Gains & Losses
A shareholder in a cooperative housing corporation was not allowed to deduct as a casualty loss an assessment levied against her by the cooperative to pay for damages caused by the collapse of a retaining wall on its property.
Background
Castle Village Owners Corp. (Castle Village) is a cooperative housing corporation as defined in Sec. 216(b). Castle Village owned a tract of land overlooking the Henry Hudson Parkway and Riverside Drive in New York City on which there were five multistory apartment buildings with a total of 589 apartments. On the boundary of the property there was a large retaining wall (approximately 70 feet high and 250 feet wide) that Castle Village owned, which separated the property from the adjoining public roads.
Christina Alphonso was a stockholder in Castle Village. As such, Alphonso had the right to enter into a so-called proprietary lease with Castle Village with respect to an apartment in the complex. Alphonso executed a lease for the apartment with Castle Village and was living in the apartment in 2005.
On May 12, 2005, the Castle Village retaining wall collapsed, depositing large amounts of rock and soil onto the public roads below the Castle Village complex and causing significant damage. Castle Village levied an assessment against each of its stockholders, including Alphonso, to pay for the damage caused by the collapse of the retaining wall. The amount levied against Alphonso was $26,390, which she paid.
On her timely filed individual tax return for 2005, Alphonso claimed a casualty loss of $26,390 and a casualty loss deduction of $23,188. The IRS issued Alphonso a notice of deficiency for 2005 in which it disallowed the claimed 2005 casualty loss deduction. Alphonso challenged the IRS’s determination in Tax Court.
The Parties’ Arguments
The IRS argued primarily that because the collapse of the retaining wall occurred on Castle Village property, any casualty loss deduction must be claimed by Castle Village and not by its stockholders. Alphonso argued that she was entitled to the deduction because her proprietary lease with Castle Village gave her property rights in her apartment and the related grounds of the apartment complex (including the retaining wall) that supported a casualty loss deduction.
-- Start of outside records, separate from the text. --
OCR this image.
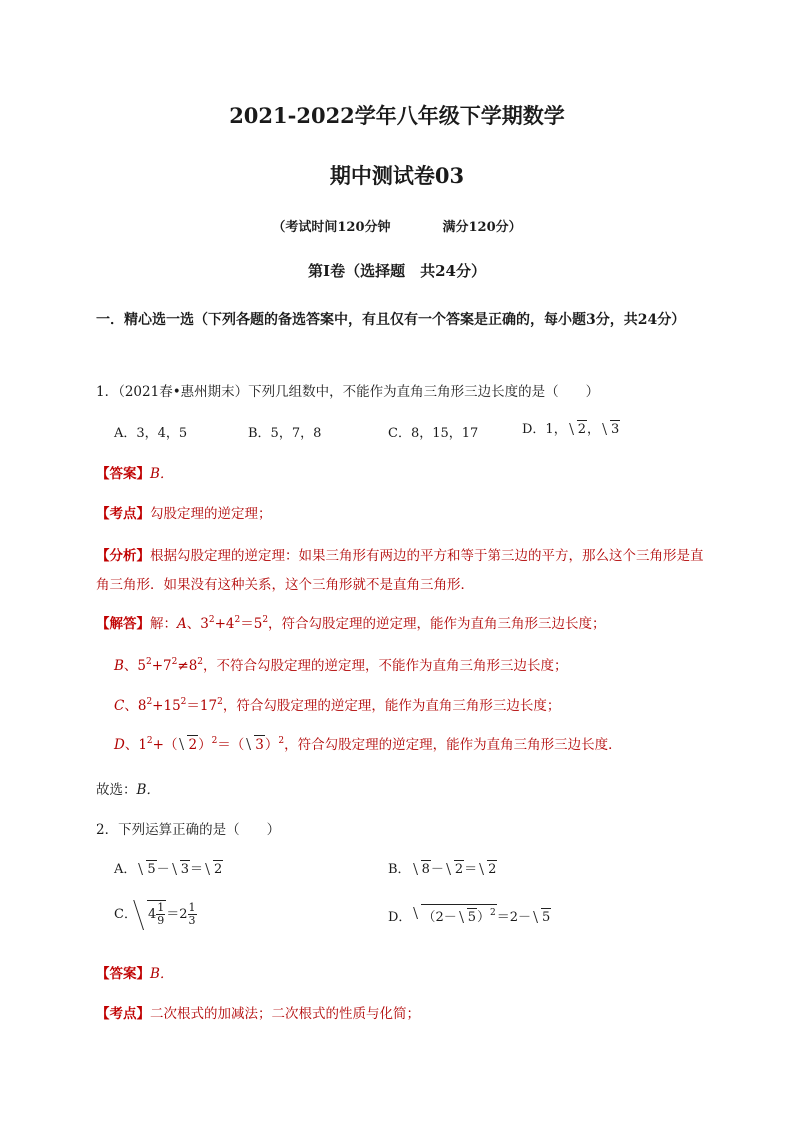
2021-2022学年八年级下学期数学
期中测试卷03
（考试时间120分钟	满分120分）
第Ⅰ卷（选择题　共24分）
一．精心选一选（下列各题的备选答案中，有且仅有一个答案是正确的，每小题3分，共24分）
1．（2021春•惠州期末）下列几组数中，不能作为直角三角形三边长度的是（　　）
A．3，4，5	B．5，7，8	C．8，15，17	D．1， 2， 3
【答案】B．
【考点】勾股定理的逆定理；
【分析】根据勾股定理的逆定理：如果三角形有两边的平方和等于第三边的平方，那么这个三角形是直角三角形．如果没有这种关系，这个三角形就不是直角三角形．
【解答】解：A、$3^2+4^2=5^2$，符合勾股定理的逆定理，能作为直角三角形三边长度；
B、$5^2+7^2\ne 8^2$，不符合勾股定理的逆定理，不能作为直角三角形三边长度；
C、$8^2+15^2=17^2$，符合勾股定理的逆定理，能作为直角三角形三边长度；
D、$1^2+$（ 2）$^2$＝（ 3）$^2$，符合勾股定理的逆定理，能作为直角三角形三边长度．
故选：B．
2．下列运算正确的是（　　）
A． 5－ 3＝ 2	B． 8－ 2＝ 2
C． $4 \frac{1}{9} =2 \frac{1}{3}$	D． $(2- 5)^2=2- 5$
【答案】B．
【考点】二次根式的加减法；二次根式的性质与化简；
In the alternative, she argued that under Sec. 216(a), she, as a cooperative shareholder, was entitled to deduct her share of the cooperative’s expenses.
The Tax Court’s Decision
The Tax Court held that Alphonso was not entitled to a casualty loss deduction. With respect to her first argument, the Tax Court, after reviewing Castle Village’s model proprietary lease, board house rules, corporate charter, and bylaws, found “nothing in those documents that allows us to conclude that petitioner possessed a leasehold interest, an easement, or any other property interest in the Castle Village grounds.” Therefore, because she had no ownership interest in the retaining wall, the loss was Castle Village’s, not hers, and she could not take a deduction for the loss.
Regarding Alphonso’s alternative argument, the Tax Court stated that the general rule that a stockholder cannot deduct the expenses of a corporation applies to stockholders in a cooperative housing corporation, and Sec. 216(a) expressly provides an exception to this general rule only for real estate taxes and mortgage interest. Alphonso argued that, by providing exceptions in Sec. 216(a), Congress intended that cooperative housing corporation stockholders be placed in the same position as homeowners, and therefore she should be allowed to deduct the casualty loss just as a homeowner would. However, the court noted that in cases where the law grants specific exceptions to a general prohibition, additional exceptions are not implied in the absence of evidence of contrary legislative intent. It then pointed out that the legislative history of the predecessor statute of Sec. 216 indicated that Congress intended Sec. 216(a) to create only an exception allowing the deduction of taxes and interest. Therefore, the court held that Alphonso could not deduct a casualty loss under Sec. 216.
Reflections
As this case suggests, a taxpayer may not be precluded from taking a deduction for a casualty loss on commonly owned property if the taxpayer can show that he or she has an actual direct ownership interest in the property. In Keith, 52 T.C. 41 (1969), a taxpayer owned a lot on a lake that had been created by building a dam. The taxpayer was a member of the corporation that built the dam. The taxpayer also owned a lot on the lake, the deed to which specified that the lot included land under the waters of the lake. When the lake was drained due to flood damage to the dam, the corporation repaired the dam using money collected through levies on the members of the corporation. The Tax Court allowed the taxpayer’s deduction for damages to the dam because his rights in the lake stemmed from his ownership of a portion of the lakebed, not from his ownership of stock in the corporation.